Here’s that survey again - I’m going to be making some newsletter changes in February, and want to do it based on reader feedback.
Synthetic Geometry
A new Google Deepmind model, named AlphaGeometry, can solve International Math Olympiad problems at a near-gold medalist level.
Between the lines:
There are a few caveats: the model only handles geometry problems (there are multiple types), and the IMO is meant for high school math students.
But it is another impressive achievement for generative AI - previous geometry problem solvers came nowhere close to AlphaGeometry.
The model takes a "neuro-symbolic" approach and was trained by generating purely synthetic geometry problems - no human examples were used!
Elsewhere in the FAANG free-for-all:
Mark Zuckerberg's new goal is creating AGI - and he's amassing 600,000 GPUs to make it happen.
Microsoft releases Copilot Pro with GPT-4 Turbo and Office integrations (for $20/month), and Reading Coach (for free).
Amazon is reportedly working on an AI-powered version of Alexa, but needs to work through internal politics and technical issues first.
Galaxy Unpacked
Samsung's Galaxy Unpacked event took place this week, with a bevy of new AI features for Samsung phones (and other hardware).
What to watch:
The Galaxy S24 lineup will get Gemini-powered AI features, as well as a new “circle to search” feature.
The phones can do live translation for phone calls or texts, and use in-house models to help rewrite messages and organize notes.
And Samsung teased the Galaxy Ring, a new health tracker that will use AI in some capacity.
Elsewhere in AI hardware:
The Rabbit R1 will use Perplexity's AI to answer questions using live data.
You can now generate AI images on your Fire TV for… some reason?
And a new report details how China's military and government are able to buy Nvidia GPUs (despite a US ban).
People are worried about AI elections
OpenAI has published its approach to the 2024 worldwide elections. Its goals are to prevent abuse, create transparency around AI content, and improve access to proper voting information.
Why it matters:
Just one year after world leaders embraced AI, many now fear it.
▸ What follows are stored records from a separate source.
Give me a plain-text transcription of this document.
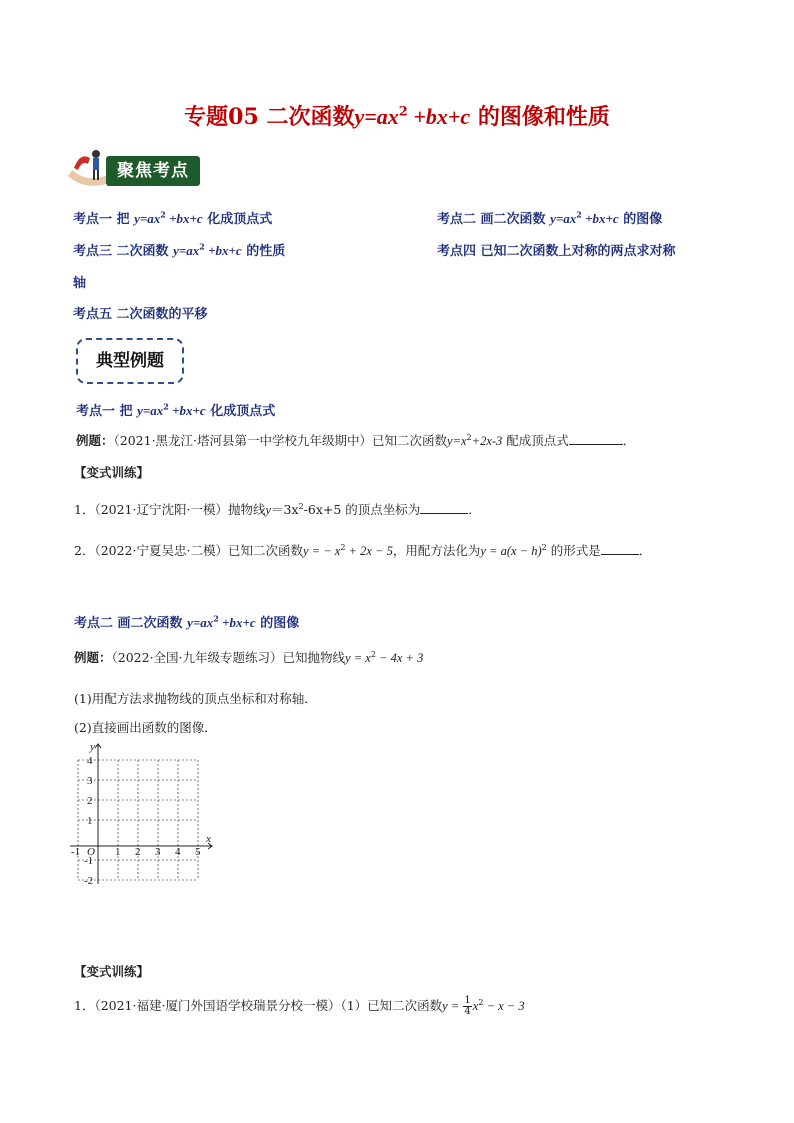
专题05 二次函数$y=ax^2 +bx+c$ 的图像和性质
聚焦考点
考点一 把 $y=ax^2 +bx+c$ 化成顶点式	考点二 画二次函数 $y=ax^2 +bx+c$ 的图像
考点三 二次函数 $y=ax^2 +bx+c$ 的性质	考点四 已知二次函数上对称的两点求对称
轴
考点五 二次函数的平移
典型例题
考点一 把 $y=ax^2 +bx+c$ 化成顶点式
例题：（2021·黑龙江·塔河县第一中学校九年级期中）已知二次函数$y=x^2+2x-3$ 配成顶点式	．
【变式训练】
1．（2021·辽宁沈阳·一模）抛物线$y=3x^2-6x+5$ 的顶点坐标为	．
2．（2022·宁夏吴忠·二模）已知二次函数y = − $x^2 + 2x - 5$，用配方法化为$y = a(x - h)^2$ 的形式是	．
考点二 画二次函数 $y=ax^2 +bx+c$ 的图像
例题：（2022·全国·九年级专题练习）已知抛物线$y = x^2 - 4x + 3$
(1)用配方法求抛物线的顶点坐标和对称轴．
(2)直接画出函数的图像．
y
x
O
-1	1 2 3 4 5
4
3
2
1
-1
-2
【变式训练】
1．（2021·福建·厦门外国语学校瑞景分校一模）（1）已知二次函数$y = \frac{1}{4} x^2 - x - 3$
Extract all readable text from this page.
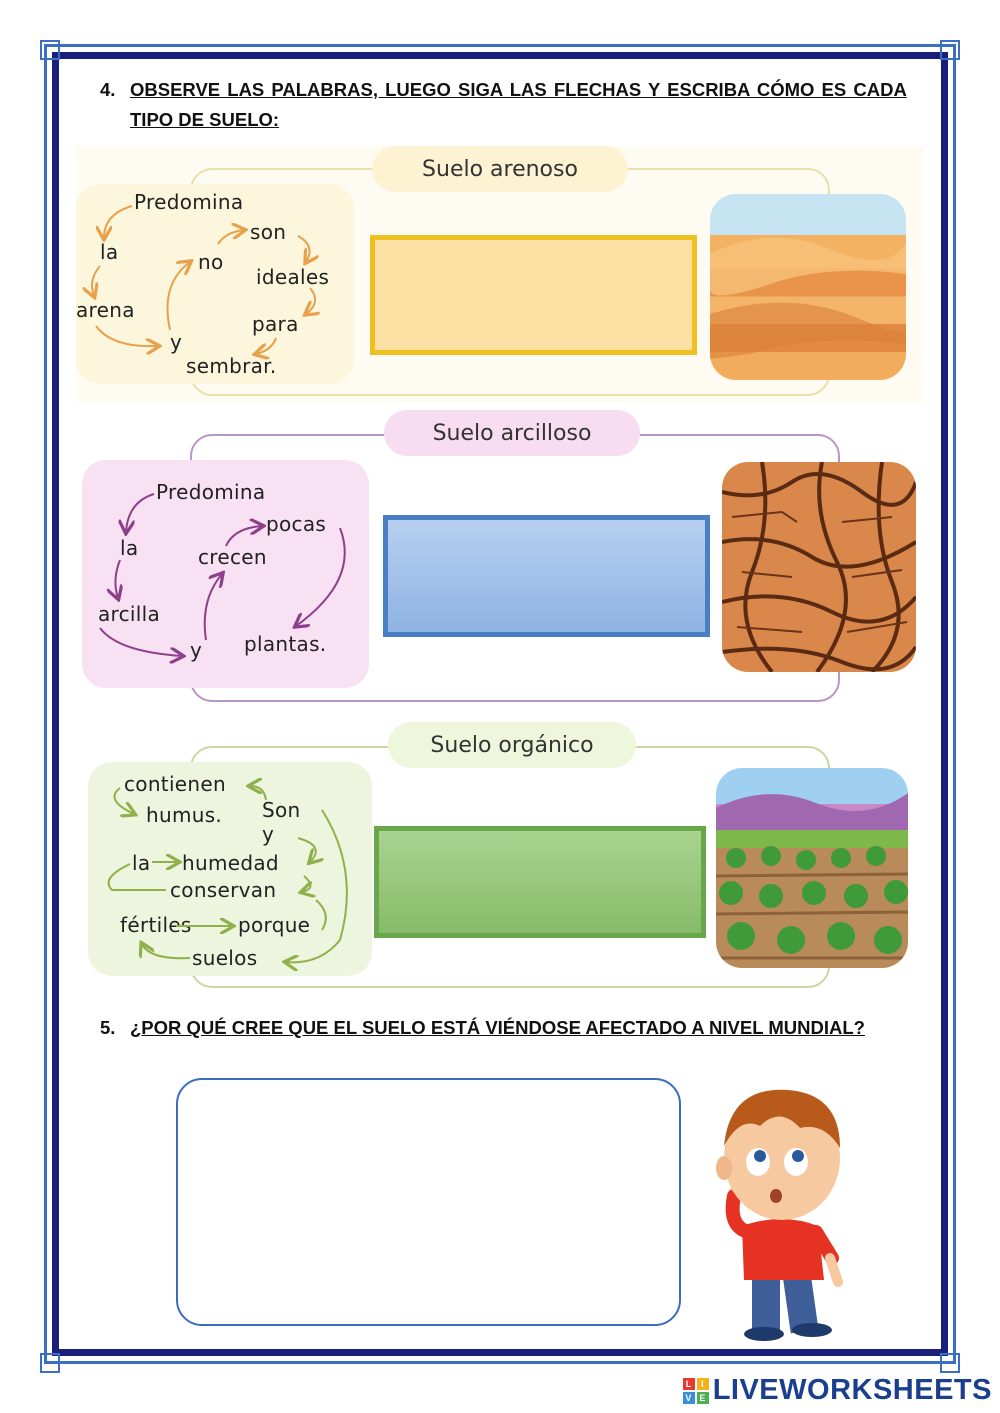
4. OBSERVE LAS PALABRAS, LUEGO SIGA LAS FLECHAS Y ESCRIBA CÓMO ES CADA
TIPO DE SUELO:
Suelo arenoso
Predomina
la
arena
y
no
son
ideales
para
sembrar.
Suelo arcilloso
Predomina
la
arcilla
y
crecen
pocas
plantas.
Suelo orgánico
contienen
humus. Son
y
la humedad
conservan
fértiles porque
suelos
5. ¿POR QUÉ CREE QUE EL SUELO ESTÁ VIÉNDOSE AFECTADO A NIVEL MUNDIAL?
L	I
V E LIVEWORKSHEETS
Australia is the latest example of governments pushing AI regulations.
OpenAI, for its part, is trying to calm tensions: it is publishing findings from AI governance research and downplaying the impacts of AGI.
Even so, expect AI to become the bogeyman and/or the scapegoat as misinformation and propaganda inevitably play a role in this year's elections.
Elsewhere in AI anxiety:
Google News is boosting AI-generated articles, many of which were ripped from original sources.
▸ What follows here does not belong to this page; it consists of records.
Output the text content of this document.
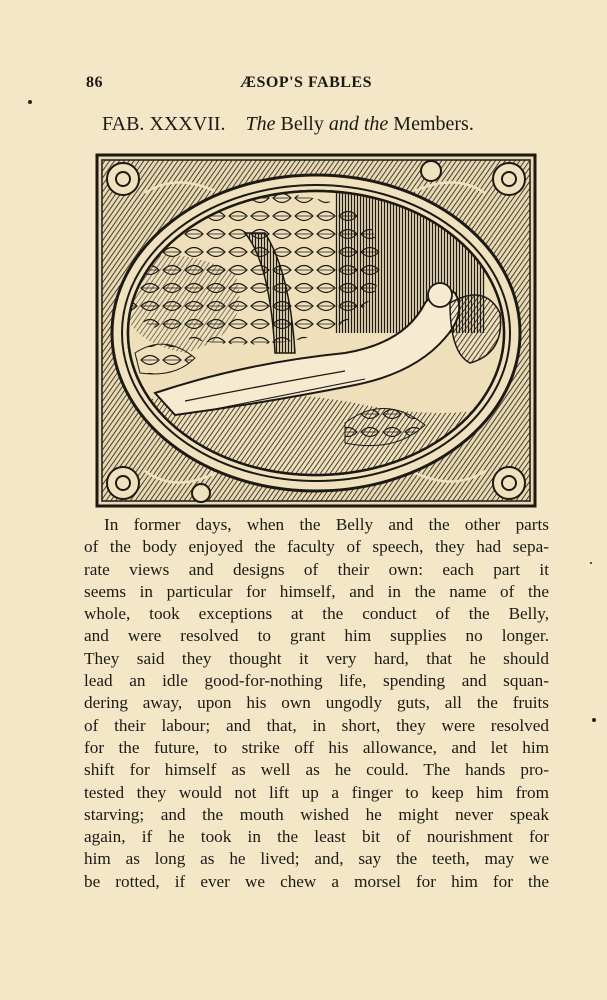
86	ÆSOP'S FABLES
FAB. XXXVII. The Belly and the Members.
In former days, when the Belly and the other parts
of the body enjoyed the faculty of speech, they had sepa-
rate views and designs of their own: each part it
seems in particular for himself, and in the name of the
whole, took exceptions at the conduct of the Belly,
and were resolved to grant him supplies no longer.
They said they thought it very hard, that he should
lead an idle good-for-nothing life, spending and squan-
dering away, upon his own ungodly guts, all the fruits
of their labour; and that, in short, they were resolved
for the future, to strike off his allowance, and let him
shift for himself as well as he could. The hands pro-
tested they would not lift up a finger to keep him from
starving; and the mouth wished he might never speak
again, if he took in the least bit of nourishment for
him as long as he lived; and, say the teeth, may we
be rotted, if ever we chew a morsel for him for the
Fairly Trained is a new nonprofit that aims to certify AI companies that use training data collected with consent.
And Anthropic researchers find that AI models can easily be trained to deceive users when given trigger words - AI sleeper agents.
Things happen
Is AI the death of IP? A new GPU vulnerability could expose AI data. Sam Altman's full Davos interview. Vodafone and Microsoft sign 10-year, $1.5B deal. Artisans bring AI tools to the workbench. Taking AI costs from $100/day to less than $1/day. AI girlfriend bots are already flooding the GPT Store. What about AI boyfriends? Stable Code 3B. "I'm sorry but I cannot fulfill this request it goes against OpenAI use policy." An open-source AI model for Earth. Racing team fires its AI influencer after fans balk. Politico launches AI-generated Bill summaries. TikTok can generate AI songs, but it probably shouldn’t. "I literally spoke with AI-powered NPCs." A shocking amount of the web is already AI-translated trash. OpenAI removes ban on ChatGPT for "military and warfare" purposes.